Giving Away Our Recommendation Engine(blog.mortardata.com) |
Giving Away Our Recommendation Engine(blog.mortardata.com) |
They give examples of LinkedIn (people you may know) and Amazon (presumably other people who bought this, so-and-so's list of such-a-subject books).
That makes sense, though the segment of businesses that may actually benefit seems limited. Social stuff, sure. Most of us? What's the minimum recommendable-entity/category-or-user threshold that this makes sense for? Is success with these sorts of engines merely a reflector of poor UI design in your normal UX? (Of the above examples, the first seems very unidimensional - in that it's basically a simple graph distance - and the latter also rather rudimentary and often irrelevant).

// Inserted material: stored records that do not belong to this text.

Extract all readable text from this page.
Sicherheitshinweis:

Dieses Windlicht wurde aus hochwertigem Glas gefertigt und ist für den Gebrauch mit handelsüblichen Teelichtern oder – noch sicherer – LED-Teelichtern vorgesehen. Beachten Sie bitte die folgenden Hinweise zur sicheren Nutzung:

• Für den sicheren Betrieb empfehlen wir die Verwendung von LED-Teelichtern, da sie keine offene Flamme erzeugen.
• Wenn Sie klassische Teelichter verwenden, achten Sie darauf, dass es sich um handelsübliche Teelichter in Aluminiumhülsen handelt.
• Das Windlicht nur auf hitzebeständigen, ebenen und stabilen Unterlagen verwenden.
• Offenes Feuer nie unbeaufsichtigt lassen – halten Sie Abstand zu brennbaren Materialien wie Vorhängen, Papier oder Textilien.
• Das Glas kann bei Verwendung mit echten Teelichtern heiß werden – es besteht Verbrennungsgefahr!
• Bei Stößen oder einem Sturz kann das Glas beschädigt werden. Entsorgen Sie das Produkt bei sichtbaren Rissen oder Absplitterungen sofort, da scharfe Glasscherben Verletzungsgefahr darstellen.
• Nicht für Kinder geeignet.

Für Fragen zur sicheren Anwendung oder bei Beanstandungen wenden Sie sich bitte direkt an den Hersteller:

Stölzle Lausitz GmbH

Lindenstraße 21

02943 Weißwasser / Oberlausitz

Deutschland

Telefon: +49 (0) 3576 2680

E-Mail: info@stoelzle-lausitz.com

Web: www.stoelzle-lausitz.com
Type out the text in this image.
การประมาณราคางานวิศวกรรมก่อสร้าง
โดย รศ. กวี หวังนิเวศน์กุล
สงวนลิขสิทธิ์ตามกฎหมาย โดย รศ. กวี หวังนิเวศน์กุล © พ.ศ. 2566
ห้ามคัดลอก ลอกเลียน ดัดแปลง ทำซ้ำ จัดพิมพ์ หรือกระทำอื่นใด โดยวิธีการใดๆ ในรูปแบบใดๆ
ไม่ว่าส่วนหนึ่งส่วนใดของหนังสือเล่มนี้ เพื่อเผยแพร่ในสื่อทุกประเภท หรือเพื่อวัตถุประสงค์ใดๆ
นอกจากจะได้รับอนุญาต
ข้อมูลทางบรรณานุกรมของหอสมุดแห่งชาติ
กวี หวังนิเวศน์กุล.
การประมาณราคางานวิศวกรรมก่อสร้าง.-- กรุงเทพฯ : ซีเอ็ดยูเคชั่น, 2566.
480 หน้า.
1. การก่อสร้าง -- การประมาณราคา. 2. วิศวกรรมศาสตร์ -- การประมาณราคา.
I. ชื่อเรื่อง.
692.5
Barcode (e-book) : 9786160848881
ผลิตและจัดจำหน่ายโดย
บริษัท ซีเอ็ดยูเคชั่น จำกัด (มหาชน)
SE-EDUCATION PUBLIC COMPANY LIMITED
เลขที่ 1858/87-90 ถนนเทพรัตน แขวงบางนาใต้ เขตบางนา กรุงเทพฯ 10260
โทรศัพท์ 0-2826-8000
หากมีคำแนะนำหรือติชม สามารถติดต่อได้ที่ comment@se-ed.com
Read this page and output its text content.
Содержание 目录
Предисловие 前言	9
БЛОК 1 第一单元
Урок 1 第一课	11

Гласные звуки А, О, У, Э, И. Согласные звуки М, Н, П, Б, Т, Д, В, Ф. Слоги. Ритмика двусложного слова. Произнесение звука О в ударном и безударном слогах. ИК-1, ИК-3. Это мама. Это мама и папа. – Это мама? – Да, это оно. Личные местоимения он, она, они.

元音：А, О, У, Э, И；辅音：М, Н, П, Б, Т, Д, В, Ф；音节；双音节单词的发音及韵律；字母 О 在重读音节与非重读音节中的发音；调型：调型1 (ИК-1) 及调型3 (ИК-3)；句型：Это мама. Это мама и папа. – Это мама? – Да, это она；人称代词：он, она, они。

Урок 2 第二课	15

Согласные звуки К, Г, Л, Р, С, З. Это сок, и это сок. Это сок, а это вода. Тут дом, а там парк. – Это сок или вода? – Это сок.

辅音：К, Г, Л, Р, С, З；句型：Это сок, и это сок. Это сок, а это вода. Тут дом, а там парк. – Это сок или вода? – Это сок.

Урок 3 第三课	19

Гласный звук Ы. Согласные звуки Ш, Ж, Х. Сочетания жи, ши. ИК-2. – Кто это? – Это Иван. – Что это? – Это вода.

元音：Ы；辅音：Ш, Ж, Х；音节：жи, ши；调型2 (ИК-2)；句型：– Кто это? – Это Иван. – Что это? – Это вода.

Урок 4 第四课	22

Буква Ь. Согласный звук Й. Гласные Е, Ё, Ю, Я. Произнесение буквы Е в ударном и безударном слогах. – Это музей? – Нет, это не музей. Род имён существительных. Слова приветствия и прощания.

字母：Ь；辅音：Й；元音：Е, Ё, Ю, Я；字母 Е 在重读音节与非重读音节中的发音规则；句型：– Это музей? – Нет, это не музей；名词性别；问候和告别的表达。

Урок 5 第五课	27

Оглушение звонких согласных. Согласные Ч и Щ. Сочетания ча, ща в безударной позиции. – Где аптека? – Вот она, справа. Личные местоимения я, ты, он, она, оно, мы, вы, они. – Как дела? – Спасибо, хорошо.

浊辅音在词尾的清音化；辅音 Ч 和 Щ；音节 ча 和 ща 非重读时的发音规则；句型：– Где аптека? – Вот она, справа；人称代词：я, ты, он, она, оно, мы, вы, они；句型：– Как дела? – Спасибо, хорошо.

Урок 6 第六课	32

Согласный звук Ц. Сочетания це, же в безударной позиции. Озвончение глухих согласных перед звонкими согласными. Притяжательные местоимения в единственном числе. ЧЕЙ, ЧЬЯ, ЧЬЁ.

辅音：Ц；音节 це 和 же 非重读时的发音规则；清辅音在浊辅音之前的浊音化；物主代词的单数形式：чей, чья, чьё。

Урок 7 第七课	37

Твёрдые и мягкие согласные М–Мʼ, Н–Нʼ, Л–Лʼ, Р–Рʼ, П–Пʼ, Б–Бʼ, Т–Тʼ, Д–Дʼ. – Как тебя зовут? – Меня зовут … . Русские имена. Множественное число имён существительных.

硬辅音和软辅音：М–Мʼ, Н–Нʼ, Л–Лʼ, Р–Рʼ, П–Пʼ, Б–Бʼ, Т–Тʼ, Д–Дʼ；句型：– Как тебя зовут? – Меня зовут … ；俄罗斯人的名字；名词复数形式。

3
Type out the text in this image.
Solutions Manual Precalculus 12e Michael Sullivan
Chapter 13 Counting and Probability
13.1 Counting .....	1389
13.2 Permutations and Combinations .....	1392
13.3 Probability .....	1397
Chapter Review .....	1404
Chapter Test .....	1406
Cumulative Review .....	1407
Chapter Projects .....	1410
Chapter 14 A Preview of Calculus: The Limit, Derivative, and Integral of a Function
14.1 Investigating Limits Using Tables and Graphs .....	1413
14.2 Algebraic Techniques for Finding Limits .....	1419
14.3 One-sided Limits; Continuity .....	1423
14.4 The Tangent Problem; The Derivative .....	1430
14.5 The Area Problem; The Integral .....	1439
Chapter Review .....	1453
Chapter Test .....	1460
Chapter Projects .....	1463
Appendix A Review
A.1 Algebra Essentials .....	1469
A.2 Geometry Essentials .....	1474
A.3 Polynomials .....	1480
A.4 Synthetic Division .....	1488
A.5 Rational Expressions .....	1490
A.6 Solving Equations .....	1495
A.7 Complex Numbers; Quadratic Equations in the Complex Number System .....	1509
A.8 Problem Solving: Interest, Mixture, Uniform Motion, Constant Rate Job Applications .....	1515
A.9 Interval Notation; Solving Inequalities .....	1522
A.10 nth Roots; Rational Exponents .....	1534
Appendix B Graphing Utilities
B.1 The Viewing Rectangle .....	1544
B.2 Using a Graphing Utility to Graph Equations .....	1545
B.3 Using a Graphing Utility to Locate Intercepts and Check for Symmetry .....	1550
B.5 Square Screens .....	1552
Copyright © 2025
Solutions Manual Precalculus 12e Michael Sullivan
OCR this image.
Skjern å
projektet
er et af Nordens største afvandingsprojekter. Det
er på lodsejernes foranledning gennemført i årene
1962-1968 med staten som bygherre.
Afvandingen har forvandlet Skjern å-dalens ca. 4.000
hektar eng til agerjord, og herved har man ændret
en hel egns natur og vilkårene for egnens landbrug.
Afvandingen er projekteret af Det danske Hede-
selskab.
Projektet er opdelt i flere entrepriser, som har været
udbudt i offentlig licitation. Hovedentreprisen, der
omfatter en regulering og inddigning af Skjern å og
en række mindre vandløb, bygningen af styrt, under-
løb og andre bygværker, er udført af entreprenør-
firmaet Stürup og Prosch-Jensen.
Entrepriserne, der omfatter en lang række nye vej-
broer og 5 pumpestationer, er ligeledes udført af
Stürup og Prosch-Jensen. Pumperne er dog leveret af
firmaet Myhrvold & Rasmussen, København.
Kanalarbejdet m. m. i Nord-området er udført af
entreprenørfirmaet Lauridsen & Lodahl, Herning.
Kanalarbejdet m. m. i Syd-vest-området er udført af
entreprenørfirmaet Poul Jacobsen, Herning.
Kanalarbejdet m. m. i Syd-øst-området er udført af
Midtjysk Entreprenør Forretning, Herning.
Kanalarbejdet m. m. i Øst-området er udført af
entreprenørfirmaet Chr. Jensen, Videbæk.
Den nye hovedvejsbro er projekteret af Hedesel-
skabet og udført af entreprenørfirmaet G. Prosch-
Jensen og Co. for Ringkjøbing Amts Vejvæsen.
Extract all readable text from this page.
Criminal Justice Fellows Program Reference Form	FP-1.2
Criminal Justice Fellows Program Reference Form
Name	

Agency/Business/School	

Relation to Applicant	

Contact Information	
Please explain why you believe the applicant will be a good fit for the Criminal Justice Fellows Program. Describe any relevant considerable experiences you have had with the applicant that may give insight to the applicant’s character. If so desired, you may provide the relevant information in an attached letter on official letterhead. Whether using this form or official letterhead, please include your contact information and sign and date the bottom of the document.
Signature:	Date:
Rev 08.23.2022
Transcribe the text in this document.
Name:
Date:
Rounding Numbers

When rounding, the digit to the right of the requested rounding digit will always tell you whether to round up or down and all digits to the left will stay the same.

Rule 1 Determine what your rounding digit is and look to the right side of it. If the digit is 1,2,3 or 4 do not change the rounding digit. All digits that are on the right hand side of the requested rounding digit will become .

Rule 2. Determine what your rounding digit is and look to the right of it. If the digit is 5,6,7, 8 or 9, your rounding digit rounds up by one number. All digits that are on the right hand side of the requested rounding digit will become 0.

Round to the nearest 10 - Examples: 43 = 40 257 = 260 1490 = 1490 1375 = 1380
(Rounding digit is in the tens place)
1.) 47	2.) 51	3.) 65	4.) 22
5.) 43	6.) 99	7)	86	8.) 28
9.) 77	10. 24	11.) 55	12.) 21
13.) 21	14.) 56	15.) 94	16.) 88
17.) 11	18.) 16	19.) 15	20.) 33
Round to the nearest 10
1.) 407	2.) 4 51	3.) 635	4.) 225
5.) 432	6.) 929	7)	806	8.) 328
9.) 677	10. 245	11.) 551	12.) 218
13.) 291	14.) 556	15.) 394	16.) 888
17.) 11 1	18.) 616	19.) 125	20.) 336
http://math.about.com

So what exactly is this thing providing? Graph analysis? I think not. It reads more like some kind of raw timestamped user behavioural event data processing to infer relationships between users or products they interact with. Reading through the docs it seems this is a layer on top of Apache Pig (https://pig.apache.org/) - a high-level language for expressing data analysis programs, coupled with infrastructure for evaluating these programs. I think clarity in explaining this thing could be improved, particularly selling clearly what a recommendation is and when its useful. Using phrases like "award winning" doesn't help.
PS. Why all the downvotes? Sheesh.
Imagine opening an advanced textbook on a subject you don't understand, reading two paragraphs of it, and throwing up your hands in disgust because what does this even mean?
Could anyone summarize the difference between Pig and LensKit when applied to recommendation systems?
Any business where you have a large catalog that users are going to want to filter through. This gives you the ability to offer a shortcut to things they might find interesting. Other examples would be netflix, spotify, app stores, or coursera.
A Mortar account. You can sign up for a free Public account with Mortar here. If you want to keep your customized recommendation engine code private, you will need a Solo-level account ($99/month). Beyond that, you'll only pay for your actual usage of AWS cloud services (we never add an upcharge).
Kudos for the open source, but it looks like to actually use this for business you'll still need to pay. Unless i'm misreading it, "Open source but you'll still have to go through our platform" is pretty disingenuous.
I think it's a nice model actually.
Those who know what Hadoop, Pig and the whole "Data Science Stack" is, will find this surely useful.
So either Mortar opensourced some feature-crippled fragment of their platform, and it relies on features from their proprietary platform heavily; or the statement of requirement Mortar account is property of the Tutorial's approach, not the opensourced code itself.
It's just that making a big press release and blog post that brags about open sourcing, vs the reality that you can't actually do anything substantial with the code without paying for it... it seems off to me.
I get what they're trying to do, but to me the whole point of OS code is that you can self-host, and/or modify it for business use if you so choose.
To me this would be better served by advertising "We like you so much, we're giving away access to our service for free for noncommercial and test use, and opening up the code to the library so you can see how it works", but that's less interesting as click bait.
Maybe i'm just mis-reading the whole thing and you can self-host.
1. Everything in this github repository (https://github.com/mortardata/mortar-recsys) appears to be truly open - it's just a bunch of pig scripts, some java UDF definitions, and some python management code. There doesn't appear to be any dependencies on proprietary MortarData anything. All the code is licensed under the Apache 2.0 license.
2. The blog post states: " You can run this code anywhere. It’s built on widely-adopted open source technologies—Hadoop, Pig, and Python. But we think you’ll want to use our platform."